そんな野球少年や高校球児もいるはず。この話を聞いて希望を持ってください。夢を見てください。少なくとも私はアナウンサーとプロ野球選手という職業の違いはありますが、この選手から諦めないことの大切さを学びました。アナウンサーでなくても野球をやっていなくても、全ての人の折れそうな心を支えてくれると思います。仕事、恋愛、部活……何でもいいです。がむしゃらになってみませんか? 見てくれている人は必ずいます。
自分の持ち味を思い出させてくれた“ある出来事”
板山祐太郎選手は亜細亜大学からドラフト5位で阪神タイガースに入団。入団3シーズン目を迎えていますが、今シーズンの1軍出場は15試合にとどまり9月13日に2度目の登録抹消となりました。前日12日には代打で出場し、ドラゴンズの高卒ルーキー・山本拓実投手の前に3球三振。試合後、足を止めることなくクラブハウスへ引き上げていく板山選手の表情は、悔しさよりも自分への怒りが込み上げているようにも見えました。
しかし今シーズンはこれまで、なかなか1軍に上がることができなくても、後ろ向きな姿を見せませんでした。むしろ去年までとは違ってとっても前向きな言葉を発していました。それは“ある出来事”があったからです。
「お前を使いたいと思わない」
高知県の安芸で迎えた今シーズンの春季キャンプ。高山選手、坂本選手は沖縄宜野座でキャンプをスタートさせ、同期入団の野手では一人だけ2軍スタートとなりました。野手の人数がギリギリのなか練習試合を行っている状況で、板山選手は一度、試合に出ないことがありました。スターティングメンバーを外れ「正直ふてくされていた」そう。
「モヤモヤしながら2軍でのキャンプを送っているように見えた板山から感じるものがなかってん。外したらどんな態度を見せてくれるんやろう? と思ってな」。矢野ファーム監督は板山選手の何かしらの行動に期待して、あえてスタメンを外したといいます。
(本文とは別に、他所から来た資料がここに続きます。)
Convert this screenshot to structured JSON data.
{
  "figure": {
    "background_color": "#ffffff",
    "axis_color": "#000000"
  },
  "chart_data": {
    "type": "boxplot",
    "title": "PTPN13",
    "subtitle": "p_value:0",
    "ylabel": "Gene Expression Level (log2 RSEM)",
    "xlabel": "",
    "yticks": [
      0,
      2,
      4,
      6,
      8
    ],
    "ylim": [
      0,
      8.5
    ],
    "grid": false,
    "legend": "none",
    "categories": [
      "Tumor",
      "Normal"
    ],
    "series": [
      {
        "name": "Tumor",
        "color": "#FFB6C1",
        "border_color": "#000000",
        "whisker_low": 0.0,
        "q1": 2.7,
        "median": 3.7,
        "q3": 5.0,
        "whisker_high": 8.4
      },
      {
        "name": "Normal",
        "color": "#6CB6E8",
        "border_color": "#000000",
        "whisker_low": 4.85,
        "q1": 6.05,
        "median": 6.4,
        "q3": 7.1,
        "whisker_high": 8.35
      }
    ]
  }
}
しかし、矢野ファーム監督の期待もむなしく板山選手はベンチでただただ座っているだけでした。「試合後矢野さんに『今日外れてどう思った?』と聞かれたんです。正直に、『悔しいというよりふてくされていたところがあった』と伝えました。すると、『その悔しさが今日の板山の行動からは全く伝わってこなかった』といわれて、自分でもそうだなぁと……」。上着を脱いでバットを振るわけでもなく、監督の前に座って大きな声をだすわけでもなく、お前を使いたいと思わないと告げられました。
矢野ファーム監督の言葉で、1年目は1軍でバントを失敗してもベンチで大きな声を出していたなぁ、泥臭さしぶとさが自分の持ち味なのではないか、大切なことを思い出したといいます。さらに板山選手は続けます。「矢野さんが今でも毎日ミーティングで“諦めるな”ということをおっしゃるんです。ただ、“諦めるな”ということではなく、家族や友人、自分を支えてくれている人が喜ぶ顔を想像して、その人たちを喜ばせようと頑張ってみろって」。